L'article 265 distingue deux catégories d'avantages matrimoniaux : ceux qui prennent effet pendant le mariage (par exemple un partage inégal des revenus) ne sont pas affectés par le divorce.

En revanche, les avantages qui ne jouent qu'à la dissolution du régime ou au décès (comme une attribution préférentielle de biens) sont automatiquement révoqués, à moins que l'époux qui les a consentis n'ait expressément manifesté sa volonté de les maintenir.

Cette volonté doit être exprimée dans le contrat de mariage ou constatée dans une convention signée par les époux et contresignée par les avocats ou le juge au moment du divorce.

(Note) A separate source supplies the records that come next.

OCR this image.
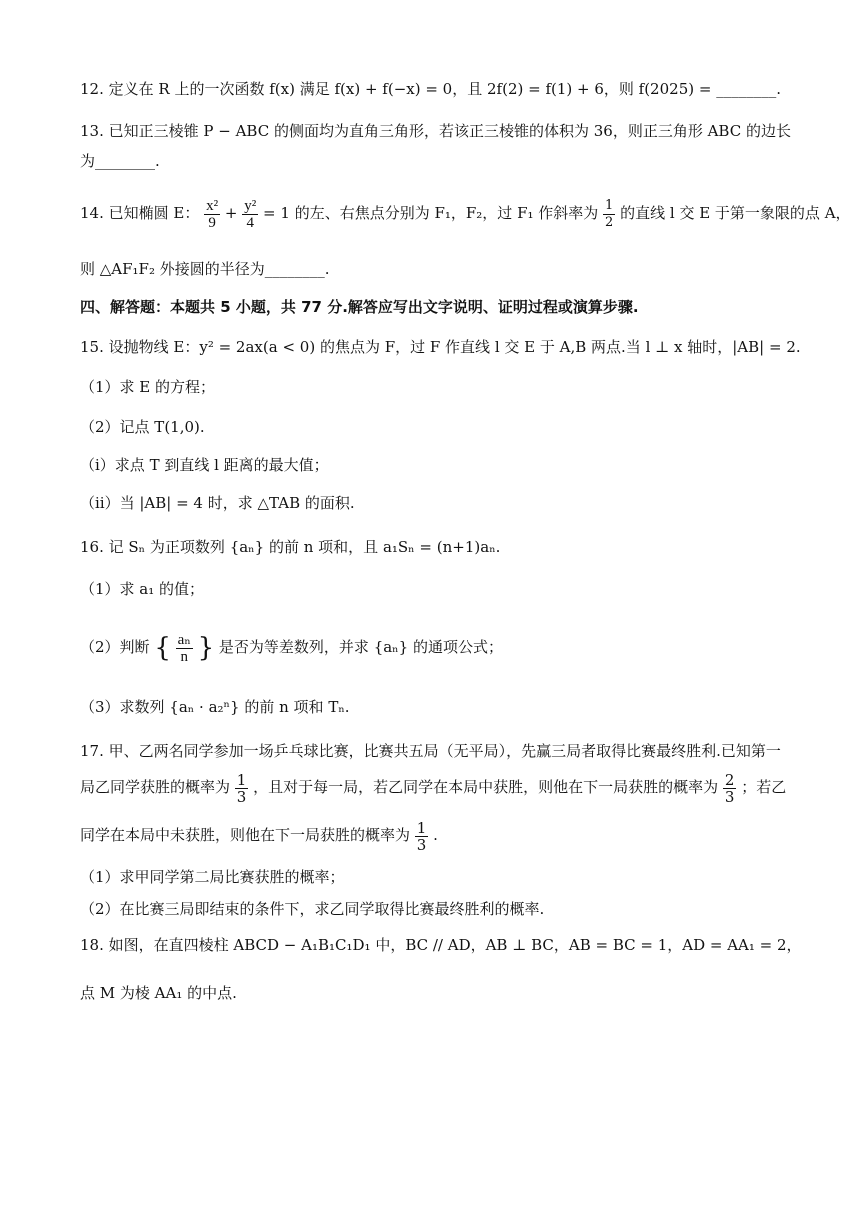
12. 定义在 R 上的一次函数 f(x) 满足 f(x) + f(−x) = 0，且 2f(2) = f(1) + 6，则 f(2025) = ________.
13. 已知正三棱锥 P − ABC 的侧面均为直角三角形，若该正三棱锥的体积为 36，则正三角形 ABC 的边长
为________.
14. 已知椭圆 E： $\frac{\text{x²}}{9} + \frac{\text{y²}}{4} = 1$ 的左、右焦点分别为 F₁，F₂，过 F₁ 作斜率为 $\frac{1}{2}$ 的直线 l 交 E 于第一象限的点 A，
则 △AF₁F₂ 外接圆的半径为________.
四、解答题：本题共 5 小题，共 77 分.解答应写出文字说明、证明过程或演算步骤.
15. 设抛物线 E：y² = 2ax(a < 0) 的焦点为 F，过 F 作直线 l 交 E 于 A,B 两点.当 l ⊥ x 轴时，|AB| = 2.
（1）求 E 的方程；
（2）记点 T(1,0).
（ⅰ）求点 T 到直线 l 距离的最大值；
（ⅱ）当 |AB| = 4 时，求 △TAB 的面积.
16. 记 Sₙ 为正项数列 {aₙ} 的前 n 项和，且 a₁Sₙ = (n+1)aₙ.
（1）求 a₁ 的值；
（2）判断 { $\frac{\text{aₙ}}{n}$ } 是否为等差数列，并求 {aₙ} 的通项公式；
（3）求数列 {aₙ · a₂ⁿ} 的前 n 项和 Tₙ.
17. 甲、乙两名同学参加一场乒乓球比赛，比赛共五局（无平局），先赢三局者取得比赛最终胜利.已知第一
局乙同学获胜的概率为 $\frac{1}{3}$ ，且对于每一局，若乙同学在本局中获胜，则他在下一局获胜的概率为 $\frac{2}{3}$ ；若乙
同学在本局中未获胜，则他在下一局获胜的概率为 $\frac{1}{3}$ .
（1）求甲同学第二局比赛获胜的概率；
（2）在比赛三局即结束的条件下，求乙同学取得比赛最终胜利的概率.
18. 如图，在直四棱柱 ABCD − A₁B₁C₁D₁ 中，BC // AD，AB ⊥ BC，AB = BC = 1，AD = AA₁ = 2，
点 M 为棱 AA₁ 的中点.
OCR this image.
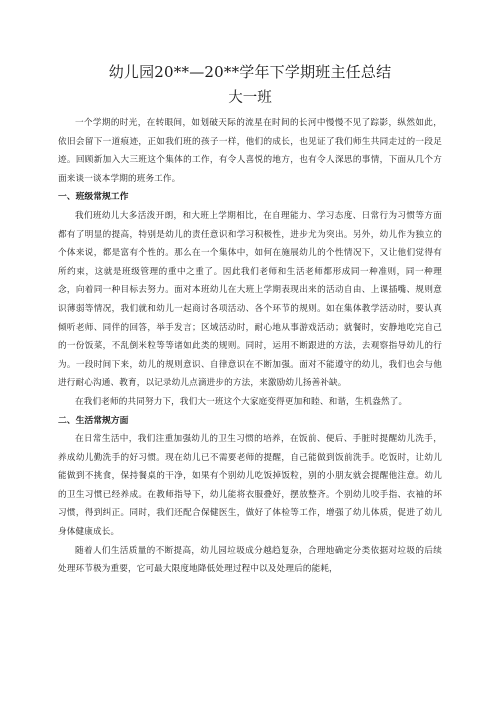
幼儿园20**—20**学年下学期班主任总结
大一班

一个学期的时光，在转眼间，如划破天际的流星在时间的长河中慢慢不见了踪影，纵然如此，依旧会留下一道痕迹，正如我们班的孩子一样，他们的成长，也见证了我们师生共同走过的一段足迹。回顾新加入大三班这个集体的工作，有令人喜悦的地方，也有令人深思的事情，下面从几个方面来谈一谈本学期的班务工作。

一、班级常规工作

我们班幼儿大多活泼开朗，和大班上学期相比，在自理能力、学习态度、日常行为习惯等方面都有了明显的提高，特别是幼儿的责任意识和学习积极性，进步尤为突出。另外，幼儿作为独立的个体来说，都是富有个性的。那么在一个集体中，如何在施展幼儿的个性情况下，又让他们觉得有所约束，这就是班级管理的重中之重了。因此我们老师和生活老师都形成同一种准则，同一种理念，向着同一种目标去努力。面对本班幼儿在大班上学期表现出来的活动自由、上课插嘴、规则意识薄弱等情况，我们就和幼儿一起商讨各项活动、各个环节的规则。如在集体教学活动时，要认真倾听老师、同伴的回答，举手发言；区域活动时，耐心地从事游戏活动；就餐时，安静地吃完自己的一份饭菜，不乱倒米粒等等诸如此类的规则。同时，运用不断跟进的方法，去观察指导幼儿的行为。一段时间下来，幼儿的规则意识、自律意识在不断加强。面对不能遵守的幼儿，我们也会与他进行耐心沟通、教育，以记录幼儿点滴进步的方法，来激励幼儿扬善补缺。

在我们老师的共同努力下，我们大一班这个大家庭变得更加和睦、和谐，生机盎然了。

二、生活常规方面

在日常生活中，我们注重加强幼儿的卫生习惯的培养，在饭前、便后、手脏时提醒幼儿洗手，养成幼儿勤洗手的好习惯。现在幼儿已不需要老师的提醒，自己能做到饭前洗手。吃饭时，让幼儿能做到不挑食，保持餐桌的干净，如果有个别幼儿吃饭掉饭粒，别的小朋友就会提醒他注意。幼儿的卫生习惯已经养成。在教师指导下，幼儿能将衣服叠好，摆放整齐。个别幼儿咬手指、衣袖的坏习惯，得到纠正。同时，我们还配合保健医生，做好了体检等工作，增强了幼儿体质，促进了幼儿身体健康成长。

随着人们生活质量的不断提高，幼儿园垃圾成分越趋复杂，合理地确定分类依据对垃圾的后续处理环节极为重要，它可最大限度地降低处理过程中以及处理后的能耗，
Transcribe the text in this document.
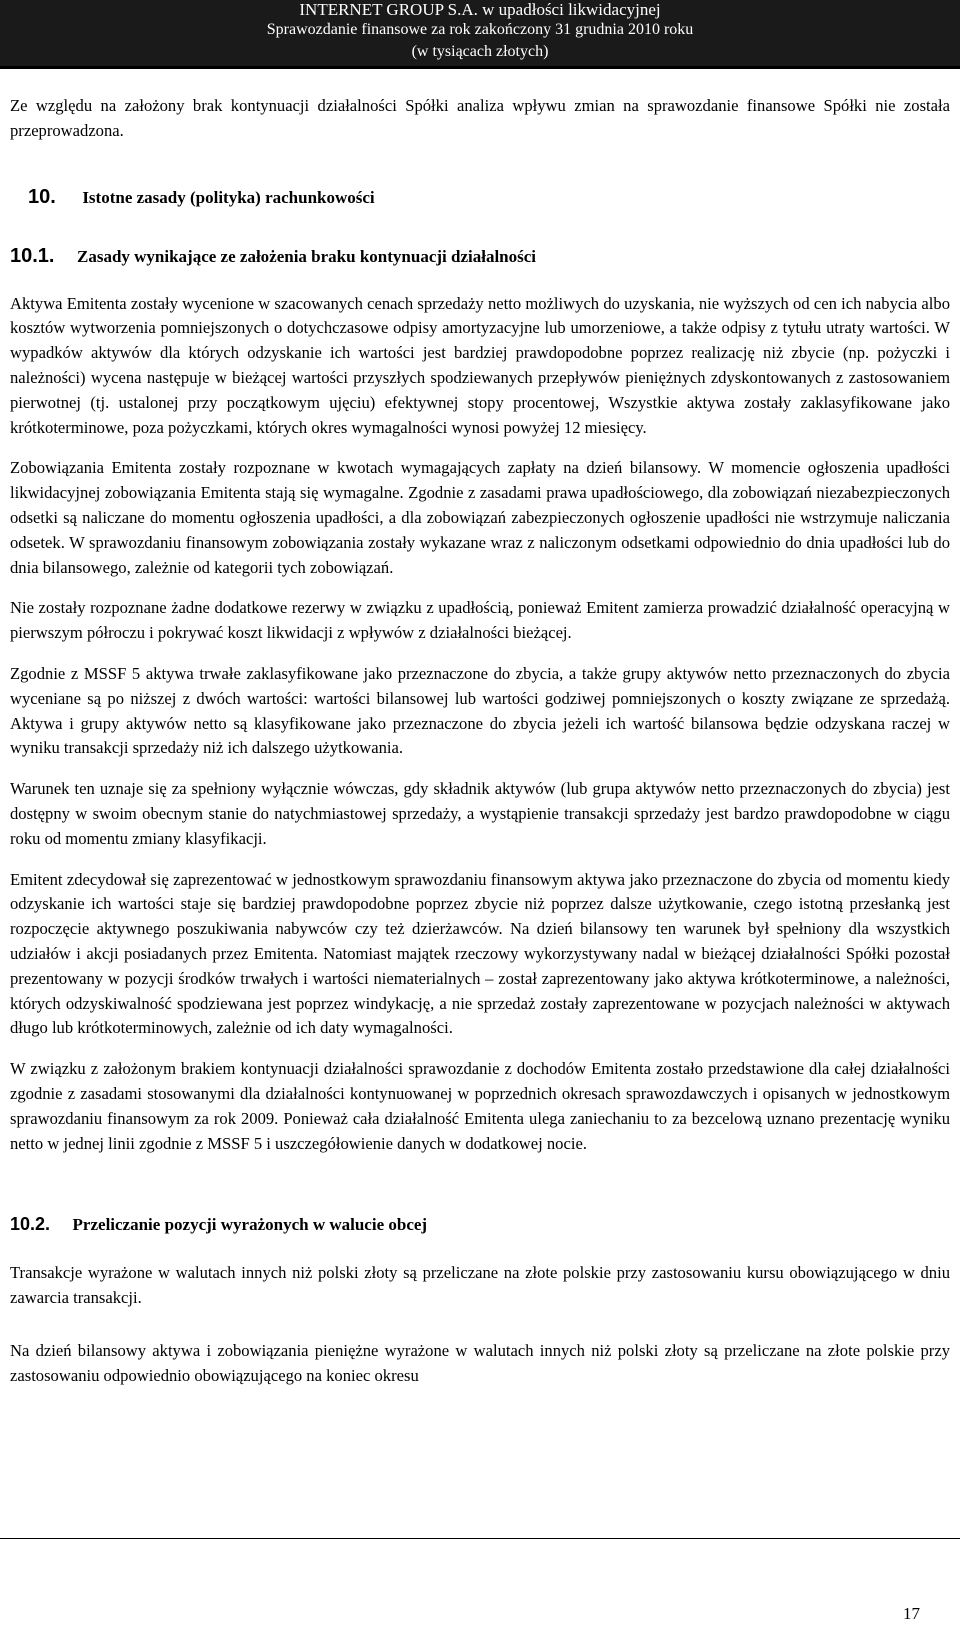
INTERNET GROUP S.A. w upadłości likwidacyjnej
Sprawozdanie finansowe za rok zakończony 31 grudnia 2010 roku
(w tysiącach złotych)

Ze względu na założony brak kontynuacji działalności Spółki analiza wpływu zmian na sprawozdanie finansowe Spółki nie została przeprowadzona.

10. Istotne zasady (polityka) rachunkowości
10.1. Zasady wynikające ze założenia braku kontynuacji działalności

Aktywa Emitenta zostały wycenione w szacowanych cenach sprzedaży netto możliwych do uzyskania, nie wyższych od cen ich nabycia albo kosztów wytworzenia pomniejszonych o dotychczasowe odpisy amortyzacyjne lub umorzeniowe, a także odpisy z tytułu utraty wartości. W wypadków aktywów dla których odzyskanie ich wartości jest bardziej prawdopodobne poprzez realizację niż zbycie (np. pożyczki i należności) wycena następuje w bieżącej wartości przyszłych spodziewanych przepływów pieniężnych zdyskontowanych z zastosowaniem pierwotnej (tj. ustalonej przy początkowym ujęciu) efektywnej stopy procentowej, Wszystkie aktywa zostały zaklasyfikowane jako krótkoterminowe, poza pożyczkami, których okres wymagalności wynosi powyżej 12 miesięcy.

Zobowiązania Emitenta zostały rozpoznane w kwotach wymagających zapłaty na dzień bilansowy. W momencie ogłoszenia upadłości likwidacyjnej zobowiązania Emitenta stają się wymagalne. Zgodnie z zasadami prawa upadłościowego, dla zobowiązań niezabezpieczonych odsetki są naliczane do momentu ogłoszenia upadłości, a dla zobowiązań zabezpieczonych ogłoszenie upadłości nie wstrzymuje naliczania odsetek. W sprawozdaniu finansowym zobowiązania zostały wykazane wraz z naliczonym odsetkami odpowiednio do dnia upadłości lub do dnia bilansowego, zależnie od kategorii tych zobowiązań.

Nie zostały rozpoznane żadne dodatkowe rezerwy w związku z upadłością, ponieważ Emitent zamierza prowadzić działalność operacyjną w pierwszym półroczu i pokrywać koszt likwidacji z wpływów z działalności bieżącej.

Zgodnie z MSSF 5 aktywa trwałe zaklasyfikowane jako przeznaczone do zbycia, a także grupy aktywów netto przeznaczonych do zbycia wyceniane są po niższej z dwóch wartości: wartości bilansowej lub wartości godziwej pomniejszonych o koszty związane ze sprzedażą. Aktywa i grupy aktywów netto są klasyfikowane jako przeznaczone do zbycia jeżeli ich wartość bilansowa będzie odzyskana raczej w wyniku transakcji sprzedaży niż ich dalszego użytkowania.

Warunek ten uznaje się za spełniony wyłącznie wówczas, gdy składnik aktywów (lub grupa aktywów netto przeznaczonych do zbycia) jest dostępny w swoim obecnym stanie do natychmiastowej sprzedaży, a wystąpienie transakcji sprzedaży jest bardzo prawdopodobne w ciągu roku od momentu zmiany klasyfikacji.

Emitent zdecydował się zaprezentować w jednostkowym sprawozdaniu finansowym aktywa jako przeznaczone do zbycia od momentu kiedy odzyskanie ich wartości staje się bardziej prawdopodobne poprzez zbycie niż poprzez dalsze użytkowanie, czego istotną przesłanką jest rozpoczęcie aktywnego poszukiwania nabywców czy też dzierżawców. Na dzień bilansowy ten warunek był spełniony dla wszystkich udziałów i akcji posiadanych przez Emitenta. Natomiast majątek rzeczowy wykorzystywany nadal w bieżącej działalności Spółki pozostał prezentowany w pozycji środków trwałych i wartości niematerialnych – został zaprezentowany jako aktywa krótkoterminowe, a należności, których odzyskiwalność spodziewana jest poprzez windykację, a nie sprzedaż zostały zaprezentowane w pozycjach należności w aktywach długo lub krótkoterminowych, zależnie od ich daty wymagalności.

W związku z założonym brakiem kontynuacji działalności sprawozdanie z dochodów Emitenta zostało przedstawione dla całej działalności zgodnie z zasadami stosowanymi dla działalności kontynuowanej w poprzednich okresach sprawozdawczych i opisanych w jednostkowym sprawozdaniu finansowym za rok 2009. Ponieważ cała działalność Emitenta ulega zaniechaniu to za bezcelową uznano prezentację wyniku netto w jednej linii zgodnie z MSSF 5 i uszczegółowienie danych w dodatkowej nocie.

10.2. Przeliczanie pozycji wyrażonych w walucie obcej

Transakcje wyrażone w walutach innych niż polski złoty są przeliczane na złote polskie przy zastosowaniu kursu obowiązującego w dniu zawarcia transakcji.

Na dzień bilansowy aktywa i zobowiązania pieniężne wyrażone w walutach innych niż polski złoty są przeliczane na złote polskie przy zastosowaniu odpowiednio obowiązującego na koniec okresu

17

Enfin, si le contrat de mariage le permet, chaque époux peut reprendre les biens qu'il avait apportés à la communauté.

Quand il s'applique

  • Un couple a prévu dans le contrat de mariage que l'époux survivant recevrait la totalité de la communauté ; le divorce révoque cette clause.
  • Une donation de biens présents faite par un époux à l'autre pendant le mariage reste valable après le divorce.
  • Un avantage matrimonial comme une clause de partage inégal déjà appliquée pendant le mariage n'est pas remis en cause.
  • Un époux avait consenti une donation à cause de mort dans le contrat ; le divorce l'annule sauf volonté contraire exprimée lors du divorce.
  • Les époux peuvent, si le contrat le prévoit, réclamer la reprise des apports à la communauté après divorce.

Ce que cet article ne dit pas

  • Les prestations compensatoires (article 270) ne sont pas traitées ici.
  • Le divorce n'a pas d'effet sur les donations de biens présents, mais cet article ne couvre pas les donations entre époux faites hors contrat de mariage (celles-ci peuvent être révoquées selon d'autres règles).
  • La perte du nom du conjoint est régie par l'article 264.
  • Les conventions de divorce elles-mêmes sont encadrées par les articles 265-2 et suivants.